One of Santiago’s tasks for the summer is testing the scaffolds and tissues, sometimes hundreds of times, until the samples demonstrate the qualities the researchers want. With the offset scaffolds, he says, the researchers noticed a “viscose behavior.” That behavior is time dependent, unlike the elastic qualities of the previous samples, so Santiago’s testing needs to account for the extra time. This factor has bumped the testing time to about eight minutes, he says, making for long days in the lab.
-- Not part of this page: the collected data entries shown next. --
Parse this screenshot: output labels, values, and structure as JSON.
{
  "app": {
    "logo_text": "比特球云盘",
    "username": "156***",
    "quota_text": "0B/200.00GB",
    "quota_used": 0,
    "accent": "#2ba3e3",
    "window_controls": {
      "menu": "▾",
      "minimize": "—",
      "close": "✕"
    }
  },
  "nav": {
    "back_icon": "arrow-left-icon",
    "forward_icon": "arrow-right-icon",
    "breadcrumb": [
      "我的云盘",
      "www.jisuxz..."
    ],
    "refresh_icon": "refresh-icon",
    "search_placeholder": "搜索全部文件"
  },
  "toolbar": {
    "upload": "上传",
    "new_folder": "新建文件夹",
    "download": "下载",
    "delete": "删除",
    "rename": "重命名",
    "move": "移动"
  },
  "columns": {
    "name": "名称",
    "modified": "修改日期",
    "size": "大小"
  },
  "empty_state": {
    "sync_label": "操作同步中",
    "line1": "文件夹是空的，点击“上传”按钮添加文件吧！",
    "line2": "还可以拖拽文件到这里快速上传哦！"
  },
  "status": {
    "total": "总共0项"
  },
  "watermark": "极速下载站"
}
If the research Santiago, Krick, and Chow are working on succeeds—and it’s an “if” that will take a long time to turn into a “when,” Santiago notes—patients with conditions such as osteoarthritis will be able to have the tissues in their joints repaired in a less surgically invasive manner.
For Santiago, his time at STEM-SI this summer has not only allowed him to continue contributing to the Krick-Chow project, but also to grow as a researcher. Arriving in Professor Krick’s mechanical engineering lab as a biomedical major, he has also worked with bioengineering and materials science. He plans to attend graduate school, as he “feels that curiosity” about research, and wants to find out where his multidisciplinary skill set might take him. Like the tissues he’s growing in The Chow Lab, he is building connections that he hopes will grow into a successful career.